A Dive Into Web Safe Colors, And Why You Shouldn't Use Them

Explore the vibrant history of web safe colors, and discover why clinging to the limited 216-color palette is a thing of the past.

4 min read/Dec 3, 2023
Old Computer With Glowing Screen

Ah, the 90s internet! The era when the internet was a wild frontier, and screens could only muster a miniscule amount of colors. Let's dive into the colorful history and nostalgia of web-safe colors, and why you shouldn't think about them anymore.

The History of Web Safe Colors

In the mid-1990s, computer displays could only display a teeny tiny amount of colors compared to today's technology. 256 to be exact. Because of the difference in displays and color limit, if a color was used that wasn't supported, the display showed a different color. This meant that websites might look completely different depending on who looked at them. Because of this, a set of 216 colors was created that could be displayed constantly across devices without issues. This became known as the "Web Safe" color palette (See below.)

But why 216 and not 256? Well, Operating Systems were a little greedy, reserving a portion of the colors for their own use. So, designers were left with 216 colors, which they were encouraged to stick to on their websites.

Are "Web Safe" colors really safe?

As we sailed into the 2000s, 256-color displays were tossed overboard, replaced by the superior 24-bit (TrueColor) displays that could display 16,777,216 color variations.

But even in their heyday, web safe colors weren't perfect. On certain systems, web safe colors would still look different, and it was discovered that only 22 of the 216 colors were reliably displayed! If you really wanted things to be safe, you'd have to stick to those 22 colors. But that's not many options to choose from, is it?

The New Era of Color Technology

Fast forward to today, and we're living in a world of millions of colors in sRGB and beyond. Many modern devices support technologies like display p-3 that contain 25% more colors than sRGB. So, don't limit yourself to web safe colors, especially when there are practically no users left on 256 color displays.
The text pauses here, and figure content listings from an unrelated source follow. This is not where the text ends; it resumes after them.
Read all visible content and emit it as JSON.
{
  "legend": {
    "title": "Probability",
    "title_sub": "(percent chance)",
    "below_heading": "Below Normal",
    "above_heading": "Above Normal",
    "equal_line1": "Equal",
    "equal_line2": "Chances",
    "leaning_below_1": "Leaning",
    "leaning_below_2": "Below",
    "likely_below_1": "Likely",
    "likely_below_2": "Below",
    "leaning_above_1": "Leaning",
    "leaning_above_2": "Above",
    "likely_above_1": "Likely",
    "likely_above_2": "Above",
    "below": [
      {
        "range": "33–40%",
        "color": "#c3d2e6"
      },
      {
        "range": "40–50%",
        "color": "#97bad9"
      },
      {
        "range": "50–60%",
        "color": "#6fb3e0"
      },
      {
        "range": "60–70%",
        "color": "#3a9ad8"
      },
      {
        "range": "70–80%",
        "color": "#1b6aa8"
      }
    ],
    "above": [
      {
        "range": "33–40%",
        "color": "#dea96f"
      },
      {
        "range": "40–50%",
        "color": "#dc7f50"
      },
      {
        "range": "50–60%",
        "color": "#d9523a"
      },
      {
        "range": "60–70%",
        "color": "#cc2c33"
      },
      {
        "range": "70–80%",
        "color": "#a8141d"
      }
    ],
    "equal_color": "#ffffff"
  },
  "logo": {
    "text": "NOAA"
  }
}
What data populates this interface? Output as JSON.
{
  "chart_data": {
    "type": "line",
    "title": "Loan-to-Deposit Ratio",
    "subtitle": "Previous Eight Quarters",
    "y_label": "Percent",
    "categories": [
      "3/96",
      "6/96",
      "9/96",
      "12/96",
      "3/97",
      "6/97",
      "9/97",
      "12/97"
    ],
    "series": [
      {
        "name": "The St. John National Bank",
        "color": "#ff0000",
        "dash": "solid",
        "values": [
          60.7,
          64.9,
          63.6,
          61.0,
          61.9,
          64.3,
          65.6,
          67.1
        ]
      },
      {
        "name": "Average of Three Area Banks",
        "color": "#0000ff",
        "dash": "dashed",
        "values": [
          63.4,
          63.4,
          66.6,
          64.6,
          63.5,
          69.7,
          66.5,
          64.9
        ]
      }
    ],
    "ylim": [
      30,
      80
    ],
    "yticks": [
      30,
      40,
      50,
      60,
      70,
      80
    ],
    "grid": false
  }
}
Even better, embrace new the era of color technology, and use display p-3, oklch, and more!

For example, you can use css to specify a super bright green color in oklch:

.super-bright-green {
    /* Fallback to sRGB hex code */
    background: #00f659;
    /* OKlch color */
    background: oklch(84.85% 0.353 146.65);
Note: If the colors look the same, most likely your browser or display doesn't support oklch yet.

What it looks like:


Complete List of Web Safe Colors

Below is a color chart of web safe colors in all their glory! Click on any web safe color color to copy the hex code to your clipboard.


Are web safe colors still relevant?

No, web safe colors are very outdated. They were created when 90s-era computers could only display 256 colors, however now that most devices support millions of colors, there's no reason to use them.

What are web safe colors?

"Web Safe Colors" are an outdated set of 216 colors that were the recognized standard for web design in the 90s. They were created to ensure that websites looked the same across different devices.

How can you tell if a color is web safe?

Web safe colors are divided into multiples of hexadecimal 33. So if you split up the R, G, and B values of a color, they should all be one of these values:

00  33  66  99  CC FF

Are HTML color names web safe?

Only a small number named html colors are "web safe", and since web safe colors are obsolete there's no reason to use them. For posterity though, here's a list of html colors that are web safe:

  • red
  • blue
  • green
  • lime
  • olive
  • yellow
  • maroon
  • navy
  • purple
  • teal
  • fuchsia
  • aqua
  • black
  • silver
  • gray
  • white


It's time to say goodbye to web safe colors. It's been a colorful journey, but like dial-up internet and floppy disks, it's time to leave them in the 90s where they belong.